O conto é polêmico, a começar pelo pseudônimo usado — ou, antes ainda, pela razão que levou Machado a recorrer a um pseudônimo. Outro aspecto polêmico está na expressão "viúva moça", que, em meados do século XIX, segundo alguns, visava a atrair leitores de motivos menos puros… Como diz um deles, "não eram incomuns viúvas moças naqueles tempos em que as pessoas morriam cedo. Mas o que importa a mais é que elas tinham liberdade de dispor de si mesmas, não desfrutada pelas moças solteiras" (citação de John Gledson, em Machado de Assis, Contos: Uma Antologia. Seleção Introdução e Notas de John Gledson, Companhia das Letras, São Paulo, 1996, vol. I, p.22; apud Lúcia Granja, "Novas Confissões sobre um Conto Polêmico", disponível na Internet no seguinte URL: http://www.machadodeassis.net/download/Novas Confissões sobre um conto polêmico de Machado de Assis.pdf – consultado hoje, 19/08/2008). É interessante notar que meses antes ele já havia publicado, desta vez sob o próprio nome, um outro conto sobre o tema, com o título "Casada e Viúva" — que, talvez, seja tão sugestivo provocador quanto o título do conto subseqüente. (Este título faz lembrar a chamada sobre a Viúva Porcina, na novela Roque Santeiro, de Dias Gomes: "A viúva que foi, sem nunca ter sido"…)

Machado sabe alimentar a curiosidade de leitores de motivos talvez não tão puros, como eu próprio. Na primeira carta, a viúva disse à sua amiga, destinatária da carta, que preferia fazer suas confissões por cartas e não "por boca", porque, nesta hipótese, "talvez corasse de ti". Lindo fraseado — e promessa de que as confissões serão de fazer corar (está bem — corado de século XIX pode não significar nada hoje). "Deste modo", diz a viúva, "o coração abre-se melhor e a vergonha não vem tolher a palavra nos lábios". Machado sabe atiçar a curiosidade do leitor.

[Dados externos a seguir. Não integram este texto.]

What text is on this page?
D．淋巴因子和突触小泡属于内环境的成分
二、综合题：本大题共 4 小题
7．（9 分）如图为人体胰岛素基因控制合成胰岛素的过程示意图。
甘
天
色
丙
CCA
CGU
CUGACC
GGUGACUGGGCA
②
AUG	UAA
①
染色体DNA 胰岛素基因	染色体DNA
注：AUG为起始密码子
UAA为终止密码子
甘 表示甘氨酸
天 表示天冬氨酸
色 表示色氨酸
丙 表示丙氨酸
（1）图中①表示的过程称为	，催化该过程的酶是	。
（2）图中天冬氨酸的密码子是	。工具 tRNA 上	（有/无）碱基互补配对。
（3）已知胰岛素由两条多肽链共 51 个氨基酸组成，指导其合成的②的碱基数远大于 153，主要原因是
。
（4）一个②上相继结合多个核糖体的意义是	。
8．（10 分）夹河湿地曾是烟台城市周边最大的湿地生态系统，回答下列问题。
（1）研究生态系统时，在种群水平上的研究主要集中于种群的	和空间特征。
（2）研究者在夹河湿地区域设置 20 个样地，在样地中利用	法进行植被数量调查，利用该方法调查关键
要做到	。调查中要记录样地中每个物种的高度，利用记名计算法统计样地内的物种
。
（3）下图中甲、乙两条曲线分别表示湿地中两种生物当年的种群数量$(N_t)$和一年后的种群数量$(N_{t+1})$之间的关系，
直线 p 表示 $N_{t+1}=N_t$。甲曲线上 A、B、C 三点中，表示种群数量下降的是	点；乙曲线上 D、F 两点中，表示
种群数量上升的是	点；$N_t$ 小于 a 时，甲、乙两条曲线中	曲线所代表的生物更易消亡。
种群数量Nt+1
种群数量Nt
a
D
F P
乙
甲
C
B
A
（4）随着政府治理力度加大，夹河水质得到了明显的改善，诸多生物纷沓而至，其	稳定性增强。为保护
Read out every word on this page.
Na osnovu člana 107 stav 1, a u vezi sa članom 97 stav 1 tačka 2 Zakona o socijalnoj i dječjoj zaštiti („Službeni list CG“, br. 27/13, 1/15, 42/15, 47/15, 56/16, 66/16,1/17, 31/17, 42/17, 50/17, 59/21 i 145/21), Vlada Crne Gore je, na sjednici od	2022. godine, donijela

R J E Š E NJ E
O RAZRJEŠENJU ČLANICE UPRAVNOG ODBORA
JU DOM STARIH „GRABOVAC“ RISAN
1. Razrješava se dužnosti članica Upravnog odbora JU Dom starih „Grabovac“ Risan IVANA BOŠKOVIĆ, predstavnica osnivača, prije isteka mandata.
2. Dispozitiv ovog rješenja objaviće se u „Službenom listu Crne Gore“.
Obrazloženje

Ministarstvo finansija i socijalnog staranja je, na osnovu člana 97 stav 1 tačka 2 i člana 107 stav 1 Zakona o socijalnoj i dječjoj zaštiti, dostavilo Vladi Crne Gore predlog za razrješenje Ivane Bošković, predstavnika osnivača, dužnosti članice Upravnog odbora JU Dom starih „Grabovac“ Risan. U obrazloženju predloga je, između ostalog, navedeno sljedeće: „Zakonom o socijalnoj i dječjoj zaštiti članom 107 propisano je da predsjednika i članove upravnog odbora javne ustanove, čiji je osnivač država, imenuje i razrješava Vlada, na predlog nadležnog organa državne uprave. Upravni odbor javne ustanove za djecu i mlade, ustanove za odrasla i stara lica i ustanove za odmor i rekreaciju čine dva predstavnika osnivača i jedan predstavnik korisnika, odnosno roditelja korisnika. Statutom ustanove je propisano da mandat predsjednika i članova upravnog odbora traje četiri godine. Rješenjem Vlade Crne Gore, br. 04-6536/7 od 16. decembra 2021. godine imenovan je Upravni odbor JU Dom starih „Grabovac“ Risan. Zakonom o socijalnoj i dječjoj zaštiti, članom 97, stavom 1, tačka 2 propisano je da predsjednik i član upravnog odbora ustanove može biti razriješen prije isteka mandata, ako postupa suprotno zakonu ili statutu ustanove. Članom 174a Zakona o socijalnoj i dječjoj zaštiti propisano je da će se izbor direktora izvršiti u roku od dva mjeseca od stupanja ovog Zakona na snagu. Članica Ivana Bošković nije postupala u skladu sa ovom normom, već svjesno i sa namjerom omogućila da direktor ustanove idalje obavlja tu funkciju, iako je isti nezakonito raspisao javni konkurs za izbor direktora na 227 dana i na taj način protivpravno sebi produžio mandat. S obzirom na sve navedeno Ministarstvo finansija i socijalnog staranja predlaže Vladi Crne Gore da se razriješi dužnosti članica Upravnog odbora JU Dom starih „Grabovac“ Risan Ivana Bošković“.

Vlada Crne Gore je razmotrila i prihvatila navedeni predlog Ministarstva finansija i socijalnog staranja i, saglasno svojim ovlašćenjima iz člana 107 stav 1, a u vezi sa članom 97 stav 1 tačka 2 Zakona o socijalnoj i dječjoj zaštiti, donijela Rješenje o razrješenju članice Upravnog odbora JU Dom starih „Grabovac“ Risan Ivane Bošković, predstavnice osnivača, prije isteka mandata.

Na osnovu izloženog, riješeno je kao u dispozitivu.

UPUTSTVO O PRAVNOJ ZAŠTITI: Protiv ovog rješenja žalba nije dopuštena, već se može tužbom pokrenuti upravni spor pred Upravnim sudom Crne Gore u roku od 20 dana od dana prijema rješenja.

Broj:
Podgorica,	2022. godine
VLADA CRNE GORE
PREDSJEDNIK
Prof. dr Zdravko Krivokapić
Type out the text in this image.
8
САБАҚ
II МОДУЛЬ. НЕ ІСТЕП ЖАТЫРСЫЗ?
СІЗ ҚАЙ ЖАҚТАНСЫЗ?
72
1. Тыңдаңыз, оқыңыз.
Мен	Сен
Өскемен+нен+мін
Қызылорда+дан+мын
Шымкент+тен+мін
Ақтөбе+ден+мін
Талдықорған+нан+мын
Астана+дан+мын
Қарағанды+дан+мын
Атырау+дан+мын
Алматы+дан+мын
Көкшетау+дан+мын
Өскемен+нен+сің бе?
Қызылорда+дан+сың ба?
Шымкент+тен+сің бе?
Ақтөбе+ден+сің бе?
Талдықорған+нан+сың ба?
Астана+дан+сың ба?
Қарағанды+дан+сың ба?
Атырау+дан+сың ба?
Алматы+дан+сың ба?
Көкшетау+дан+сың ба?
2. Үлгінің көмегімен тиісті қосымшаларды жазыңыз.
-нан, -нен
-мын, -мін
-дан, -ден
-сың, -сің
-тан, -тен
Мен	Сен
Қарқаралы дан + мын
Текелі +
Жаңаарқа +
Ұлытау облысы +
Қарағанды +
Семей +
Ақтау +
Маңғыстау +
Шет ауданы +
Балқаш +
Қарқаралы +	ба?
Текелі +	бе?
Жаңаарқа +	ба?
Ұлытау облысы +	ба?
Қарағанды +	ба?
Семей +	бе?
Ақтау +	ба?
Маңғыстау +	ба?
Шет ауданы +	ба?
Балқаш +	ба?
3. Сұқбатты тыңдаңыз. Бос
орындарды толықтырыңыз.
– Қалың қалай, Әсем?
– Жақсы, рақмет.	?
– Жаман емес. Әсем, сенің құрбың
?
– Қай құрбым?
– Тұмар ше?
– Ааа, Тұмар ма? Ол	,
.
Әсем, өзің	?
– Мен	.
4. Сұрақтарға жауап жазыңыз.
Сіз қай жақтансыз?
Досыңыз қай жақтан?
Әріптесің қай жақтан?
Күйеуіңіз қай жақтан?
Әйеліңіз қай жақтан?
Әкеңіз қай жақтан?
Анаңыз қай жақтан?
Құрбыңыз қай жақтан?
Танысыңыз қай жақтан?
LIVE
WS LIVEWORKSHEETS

Talvez orquestrado para aumentar circulação do jornal, surgiu um debate, em que um tal de Caturra insinuou que o que estava por vir no que ele chamou de "romancito" em fascículos, atentaria contra os costumes. Machado (isto é, J.) rebateu no número seguinte do jornal, enfatizando que "o autor das Confissões respeita, mais que ninguém, a castidade dos costumes". Dificilmente um debate desses, alimentado nos números seguintes do jornal, deixaria de trazer mais leitores para o períódico.

Caturra voltou à carga, criticando a "liberdade exagerada de imprensa" que permitia que um "romancito" como aquele fosse publicado justamente nas páginas de um jornal que se pretendia das famílias. Na seqüência do debate, orquestrado ou não, Machado de Assis interveio, em próprio nome, e assumiu a autoria do "romancito". (As referências ao debate são apud Lúcia Granja).

Em outro artigo sobre o conto disponível na Internet, "Provocações de uma viúva moça", Thomaz Pereira de Amorim Neto levanta uma outra questão interessante abordada pela obra. Eugênia — a missivista — chama o amor que sentia pelo misterioso personagem que despertou seu interesse, enquanto ela era ainda casada, de crime. "Era um crime, eu bem o via, bem o sentia", diz ela. Comenta Thomaz Pereira:

"Que crime é esse? A traição de um contrato social? Não acreditamos que seja isso. Em realidade, a leitura que propomos ao tentar reinserir as citações na própria questão do enredo do texto é: o crime é o distanciamento do dogma do matrimônio. A infidelidade, pois, seria um crime não contra o marido, mas contra Deus e, portanto, um pecado mortal. Mas, ao mesmo tempo, a força da paixão toma aqui um viés pagão, trágico, o que faz a
narradora se colocar na tensão de não citar nada além de gregos e bíblicos." (
http://www.idelberavelar.com/abralic/txt_25.pdf).

Esse dogma persiste até hoje — embora, felizmente, tenha saído do centro das preocupações da sociedade para ocupar-lhe a periferia.

Enfim.

Quem sabe eu terei, mais ou menos machadianamente, suscitado em mente curiosa o desejo de ler o conto. Se isso acontecer, terá valido o preço da coleção.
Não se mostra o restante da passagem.